Not too long ago, I ran into a woman who saw me with my Bible and asked me why I carried it. Her question was so direct, it took me slightly off-guard. I said something like, “I never know when I might need it.” She looked curious and so I sat down next to her and asked her what she knew about the Bible. She told me she didn’t go to church, but knew about Jesus. I asked a few more questions: “What do you know about him? How come you don’t go to church? Do you have a Bible?” Then she told me that she can’t go to church yet. I was struck by this word “yet,” so I asked her what she meant. “I still do bad things. I’m not good enough yet.”
It is easy for me to forget the state of my life when God’s grace first appeared to me. I look back now and see the destructive road I was traveling. At the time, it seemed like the only road. I don’t remember seeing any exits, or rest stops, or caution signs, though I’m sure they were there. I catch glimpses of what God watched me do and heard me say, and I am so ashamed that to bring it to mind is almost too much to take. He saw everything I did, everywhere I was. He saw the very, very bottom.
But it was there, at the bottom, that I was first overcome by his grace. I had never seen it before. I had not been aware I needed it. I had not been aware of its power and its gentleness. It did not wait for me to stop doing bad things or to clean myself up. It did not wait for “good enough.” It was just suddenly there, mysteriously closer than my own breath when I was at my worst.
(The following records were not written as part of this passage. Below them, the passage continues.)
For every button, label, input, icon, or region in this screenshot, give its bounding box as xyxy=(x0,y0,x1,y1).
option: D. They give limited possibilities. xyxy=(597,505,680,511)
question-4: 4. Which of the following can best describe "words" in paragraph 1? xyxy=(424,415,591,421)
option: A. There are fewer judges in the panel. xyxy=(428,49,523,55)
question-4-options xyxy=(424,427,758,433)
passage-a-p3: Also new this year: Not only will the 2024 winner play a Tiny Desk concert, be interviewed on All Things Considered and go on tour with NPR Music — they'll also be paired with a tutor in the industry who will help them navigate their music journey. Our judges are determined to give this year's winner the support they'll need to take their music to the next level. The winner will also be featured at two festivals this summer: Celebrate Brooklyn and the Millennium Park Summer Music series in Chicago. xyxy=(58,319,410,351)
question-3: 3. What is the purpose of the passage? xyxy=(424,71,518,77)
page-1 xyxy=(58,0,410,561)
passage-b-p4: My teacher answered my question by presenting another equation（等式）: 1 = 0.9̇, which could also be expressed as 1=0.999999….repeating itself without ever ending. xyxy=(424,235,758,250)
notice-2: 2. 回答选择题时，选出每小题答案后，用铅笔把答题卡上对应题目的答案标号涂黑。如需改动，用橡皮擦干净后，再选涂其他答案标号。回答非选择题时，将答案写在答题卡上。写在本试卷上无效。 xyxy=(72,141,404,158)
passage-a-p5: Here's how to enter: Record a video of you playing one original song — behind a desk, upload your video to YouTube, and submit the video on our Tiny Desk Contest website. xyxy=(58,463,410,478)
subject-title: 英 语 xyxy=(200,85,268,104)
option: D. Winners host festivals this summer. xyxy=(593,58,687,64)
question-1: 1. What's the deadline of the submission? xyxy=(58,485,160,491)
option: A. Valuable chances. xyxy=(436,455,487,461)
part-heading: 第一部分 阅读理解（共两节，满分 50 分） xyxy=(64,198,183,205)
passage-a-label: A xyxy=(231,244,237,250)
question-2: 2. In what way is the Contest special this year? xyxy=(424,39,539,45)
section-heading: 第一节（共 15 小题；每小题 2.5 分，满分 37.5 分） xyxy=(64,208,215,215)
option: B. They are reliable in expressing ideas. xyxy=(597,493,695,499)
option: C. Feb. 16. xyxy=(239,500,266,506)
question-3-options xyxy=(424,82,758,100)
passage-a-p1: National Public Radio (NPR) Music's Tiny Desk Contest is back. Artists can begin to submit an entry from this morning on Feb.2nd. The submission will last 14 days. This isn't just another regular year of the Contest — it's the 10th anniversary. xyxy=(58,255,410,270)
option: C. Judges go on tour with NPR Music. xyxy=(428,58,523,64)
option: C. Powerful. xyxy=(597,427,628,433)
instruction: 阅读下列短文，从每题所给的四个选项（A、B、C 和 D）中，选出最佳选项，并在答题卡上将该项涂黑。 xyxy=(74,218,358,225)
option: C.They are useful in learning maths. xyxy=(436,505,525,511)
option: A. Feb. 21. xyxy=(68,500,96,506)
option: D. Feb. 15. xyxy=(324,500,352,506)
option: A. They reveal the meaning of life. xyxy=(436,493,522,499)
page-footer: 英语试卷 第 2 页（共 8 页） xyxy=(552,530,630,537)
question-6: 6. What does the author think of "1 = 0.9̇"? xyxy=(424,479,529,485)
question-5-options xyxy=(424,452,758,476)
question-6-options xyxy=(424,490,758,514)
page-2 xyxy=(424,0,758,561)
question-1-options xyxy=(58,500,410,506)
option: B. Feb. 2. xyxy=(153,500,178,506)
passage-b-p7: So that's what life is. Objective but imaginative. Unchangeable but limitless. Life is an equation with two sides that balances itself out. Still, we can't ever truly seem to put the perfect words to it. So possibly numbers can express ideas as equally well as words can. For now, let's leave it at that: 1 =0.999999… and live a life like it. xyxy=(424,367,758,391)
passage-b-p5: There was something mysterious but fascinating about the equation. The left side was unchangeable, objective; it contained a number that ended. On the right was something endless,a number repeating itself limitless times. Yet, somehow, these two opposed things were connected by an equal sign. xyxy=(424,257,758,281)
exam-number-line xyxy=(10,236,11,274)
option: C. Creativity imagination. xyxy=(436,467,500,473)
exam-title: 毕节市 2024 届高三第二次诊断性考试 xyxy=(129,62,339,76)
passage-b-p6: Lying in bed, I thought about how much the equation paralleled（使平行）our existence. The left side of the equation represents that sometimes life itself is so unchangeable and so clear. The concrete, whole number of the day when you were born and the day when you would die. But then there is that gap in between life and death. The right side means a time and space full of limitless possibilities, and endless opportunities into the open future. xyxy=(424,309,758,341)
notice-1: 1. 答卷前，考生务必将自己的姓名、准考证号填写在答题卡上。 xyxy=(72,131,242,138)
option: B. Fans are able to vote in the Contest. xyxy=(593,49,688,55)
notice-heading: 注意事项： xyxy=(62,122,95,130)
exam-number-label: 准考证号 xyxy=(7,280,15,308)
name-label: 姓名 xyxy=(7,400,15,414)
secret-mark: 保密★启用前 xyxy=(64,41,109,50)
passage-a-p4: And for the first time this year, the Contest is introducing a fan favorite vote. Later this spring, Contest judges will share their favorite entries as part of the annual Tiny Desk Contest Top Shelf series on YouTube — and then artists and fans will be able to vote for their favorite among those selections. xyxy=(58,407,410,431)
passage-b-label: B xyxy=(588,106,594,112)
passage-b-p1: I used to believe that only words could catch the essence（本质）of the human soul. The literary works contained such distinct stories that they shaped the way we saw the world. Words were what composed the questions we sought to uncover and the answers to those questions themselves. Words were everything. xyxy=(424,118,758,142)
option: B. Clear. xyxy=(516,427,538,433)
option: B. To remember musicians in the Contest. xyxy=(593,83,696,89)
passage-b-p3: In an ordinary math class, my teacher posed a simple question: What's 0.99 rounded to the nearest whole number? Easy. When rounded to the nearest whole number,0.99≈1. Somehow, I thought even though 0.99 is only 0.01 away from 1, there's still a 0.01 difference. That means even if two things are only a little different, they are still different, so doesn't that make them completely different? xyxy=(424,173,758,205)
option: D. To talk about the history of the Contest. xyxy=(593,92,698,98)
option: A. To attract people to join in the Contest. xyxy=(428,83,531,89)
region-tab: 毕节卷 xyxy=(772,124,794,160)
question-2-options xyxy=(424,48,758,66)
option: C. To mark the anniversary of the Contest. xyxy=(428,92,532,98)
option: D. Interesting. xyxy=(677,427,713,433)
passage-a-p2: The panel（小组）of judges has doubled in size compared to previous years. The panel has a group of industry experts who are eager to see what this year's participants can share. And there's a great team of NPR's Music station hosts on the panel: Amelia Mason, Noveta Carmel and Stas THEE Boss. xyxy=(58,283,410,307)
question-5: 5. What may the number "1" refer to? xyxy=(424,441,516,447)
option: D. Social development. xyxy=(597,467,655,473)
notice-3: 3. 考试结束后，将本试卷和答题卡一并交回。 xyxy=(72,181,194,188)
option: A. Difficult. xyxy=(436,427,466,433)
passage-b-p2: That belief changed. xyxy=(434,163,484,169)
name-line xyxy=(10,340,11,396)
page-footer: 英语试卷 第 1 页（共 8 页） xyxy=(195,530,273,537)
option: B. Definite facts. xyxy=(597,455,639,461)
I must encounter people in my day-to-day living who, although they might not say so explicitly, are at or very near their bottom. They are starting to see what they are capable of and how their own hearts can lead them to do things they are ashamed of when they are alone in the dark. I might be the one God will use to show his grace to them in this very moment at the bottom. I might be the one, if I would only be available, that God will use to reveal how his love and grace can cover every deed, every word, and every thought. I might be the one that God will use to show that his mercy simply knows no bounds and reaches in when we are at our worst. I might be the one that God will use to say that Jesus saves now, when we are not good enough, when we still do bad things. (Romans 5:8)
The only way for me to be someone God uses to show that his grace doesn’t wait for “good enough” is to never forget where grace came to me: way before good enough.